NOUVELLES

Des journalistes en colère contre une enquête policière

11/09/2013 03:19 EDT | Actualisé 11/11/2013 05:12 EST
PC

MONTRÉAL (AFP) - Les journalistes québécois ont vivement dénoncé mercredi l'ouverture d'une enquête par la police qui veut "faire la lumière" sur l'origine des révélations dans une vaste affaire impliquant la mafia, des entrepreneurs véreux et un puissant syndicat.

"Cette enquête menace fatalement les sources confidentielles qui ont fourni aux journalistes des informations essentielles d'un intérêt public évident", a déploré dans un communiqué la Fédération professionnelle des journalistes du Québec (FPJQ).

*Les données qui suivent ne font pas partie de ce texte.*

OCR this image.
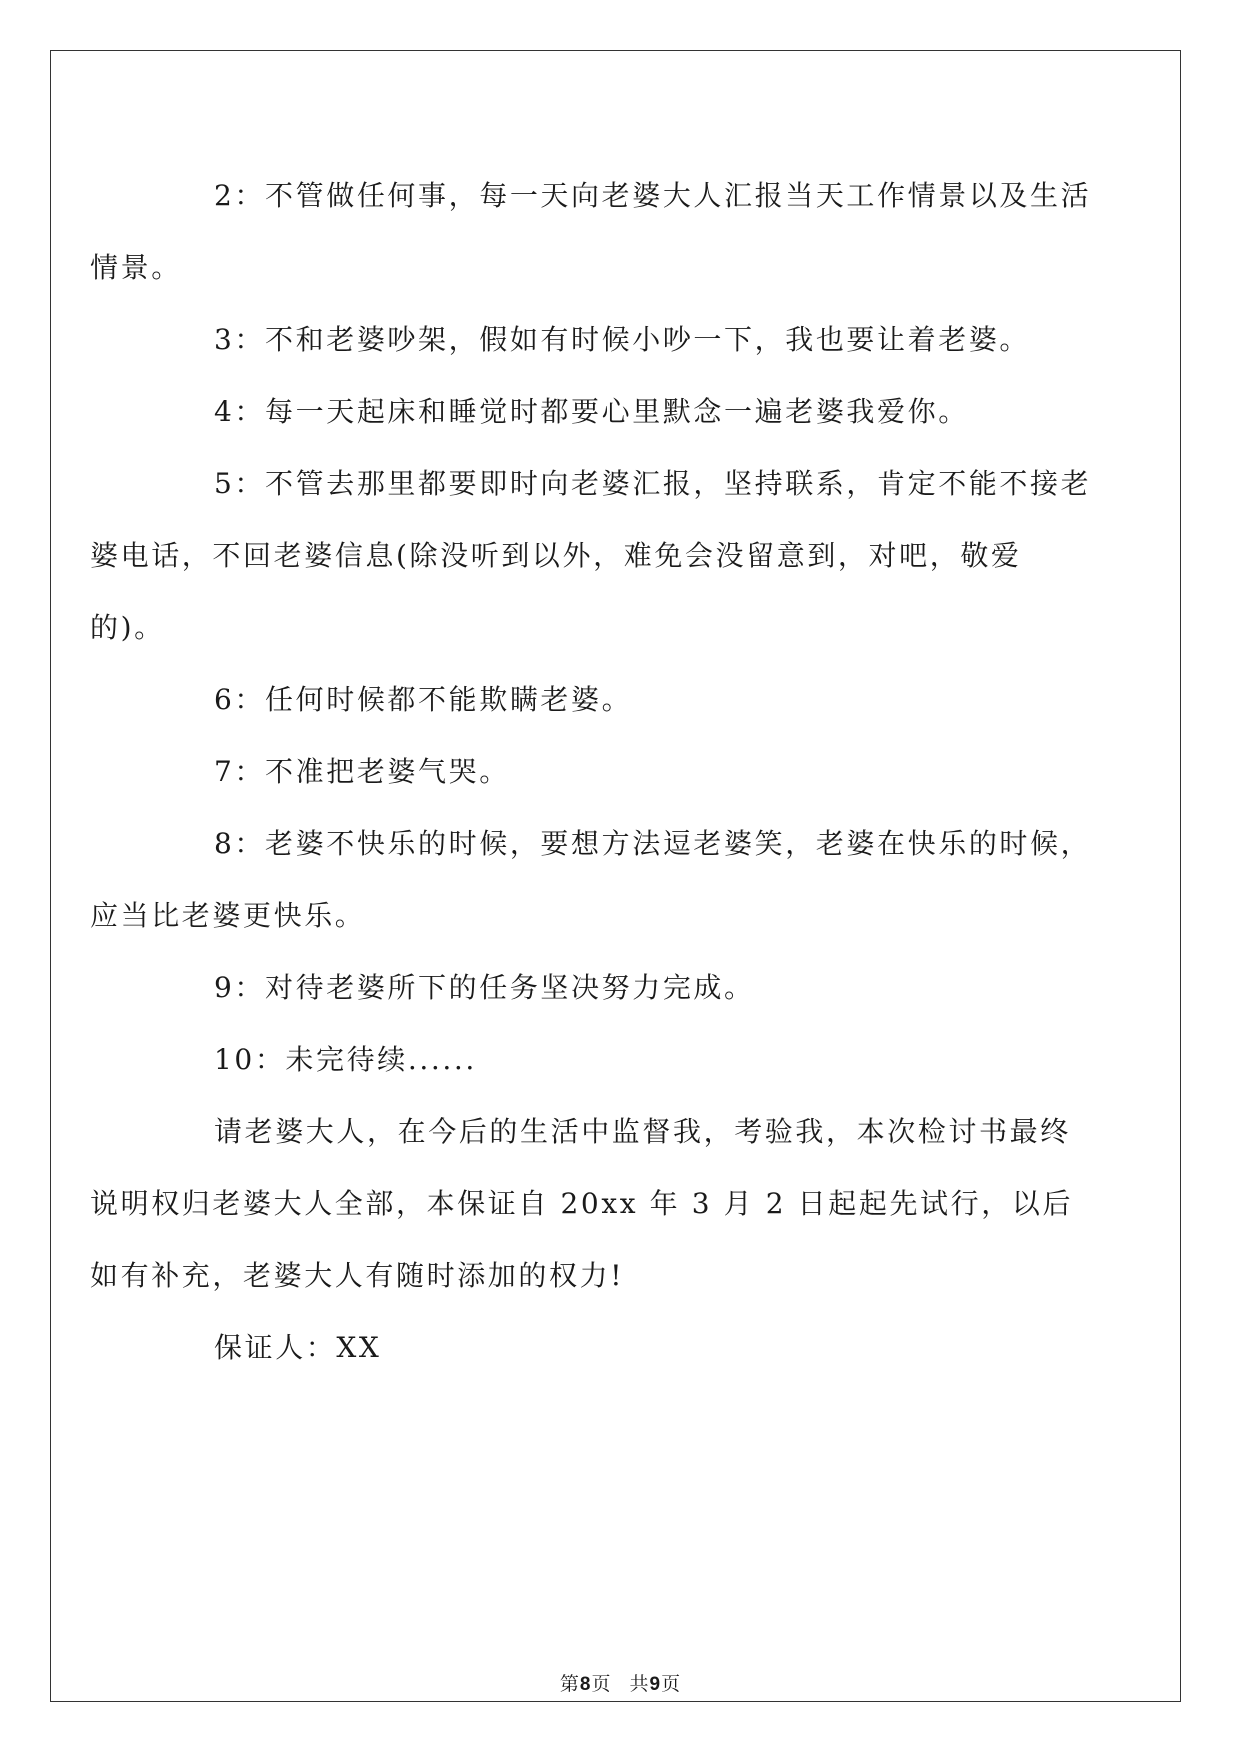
2：不管做任何事，每一天向老婆大人汇报当天工作情景以及生活
情景。

3：不和老婆吵架，假如有时候小吵一下，我也要让着老婆。

4：每一天起床和睡觉时都要心里默念一遍老婆我爱你。

5：不管去那里都要即时向老婆汇报，坚持联系，肯定不能不接老
婆电话，不回老婆信息(除没听到以外，难免会没留意到，对吧，敬爱
的)。

6：任何时候都不能欺瞒老婆。

7：不准把老婆气哭。

8：老婆不快乐的时候，要想方法逗老婆笑，老婆在快乐的时候，
应当比老婆更快乐。

9：对待老婆所下的任务坚决努力完成。

10：未完待续......

请老婆大人，在今后的生活中监督我，考验我，本次检讨书最终
说明权归老婆大人全部，本保证自 20xx 年 3 月 2 日起起先试行，以后
如有补充，老婆大人有随时添加的权力!

保证人：XX

第8页 共9页
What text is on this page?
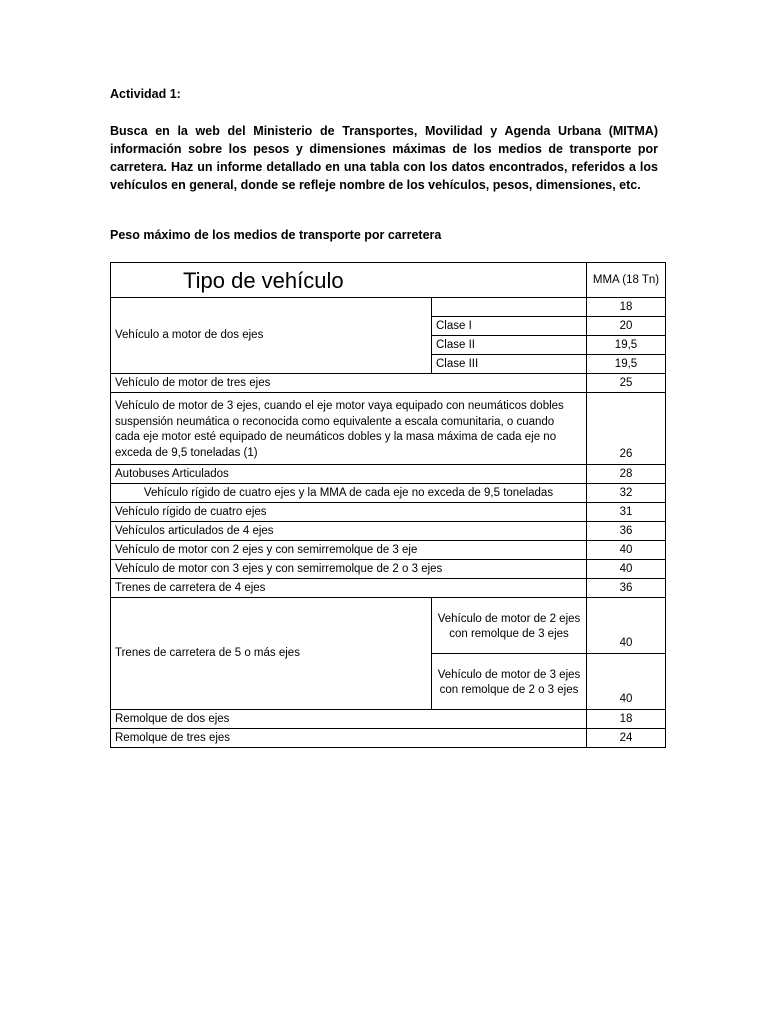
Actividad 1:

Busca en la web del Ministerio de Transportes, Movilidad y Agenda Urbana (MITMA) información sobre los pesos y dimensiones máximas de los medios de transporte por carretera. Haz un informe detallado en una tabla con los datos encontrados, referidos a los vehículos en general, donde se refleje nombre de los vehículos, pesos, dimensiones, etc.

Peso máximo de los medios de transporte por carretera
Tipo de vehículo		MMA (18 Tn)
Vehículo a motor de dos ejes		18
	Clase I	20
	Clase II	19,5
	Clase III	19,5
Vehículo de motor de tres ejes		25
Vehículo de motor de 3 ejes, cuando el eje motor vaya equipado con neumáticos dobles suspensión neumática o reconocida como equivalente a escala comunitaria, o cuando cada eje motor esté equipado de neumáticos dobles y la masa máxima de cada eje no exceda de 9,5 toneladas (1)		26
Autobuses Articulados		28
Vehículo rígido de cuatro ejes y la MMA de cada eje no exceda de 9,5 toneladas		32
Vehículo rígido de cuatro ejes		31
Vehículos articulados de 4 ejes		36
Vehículo de motor con 2 ejes y con semirremolque de 3 eje		40
Vehículo de motor con 3 ejes y con semirremolque de 2 o 3 ejes		40
Trenes de carretera de 4 ejes		36
Trenes de carretera de 5 o más ejes	Vehículo de motor de 2 ejes con remolque de 3 ejes	40
	Vehículo de motor de 3 ejes con remolque de 2 o 3 ejes	40
Remolque de dos ejes		18
Remolque de tres ejes		24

La Sûreté du Québec (SQ, police provinciale) avait annoncé laconiquement mardi soir "la tenue d'une enquête criminelle" sur "les allégations de fuites" dans un dossier sensible mettant en cause un leader syndical, l'ancien gouvernement québécois et des entrepreneurs proches de la mafia.

Des médias avaient en effet révélé que les enquêteurs de la SQ avaient placé sous écoute téléphonique Michel Arsenault, le président du syndicat FTQ, fort de 600 000 membres et à la tête d'un fonds d'investissement de 10 milliards de dollars, lorsqu'ils ont intercepté en 2009 une conversation entre ce dernier et le cabinet du premier ministre québécois d'alors, le libéral Jean Charest.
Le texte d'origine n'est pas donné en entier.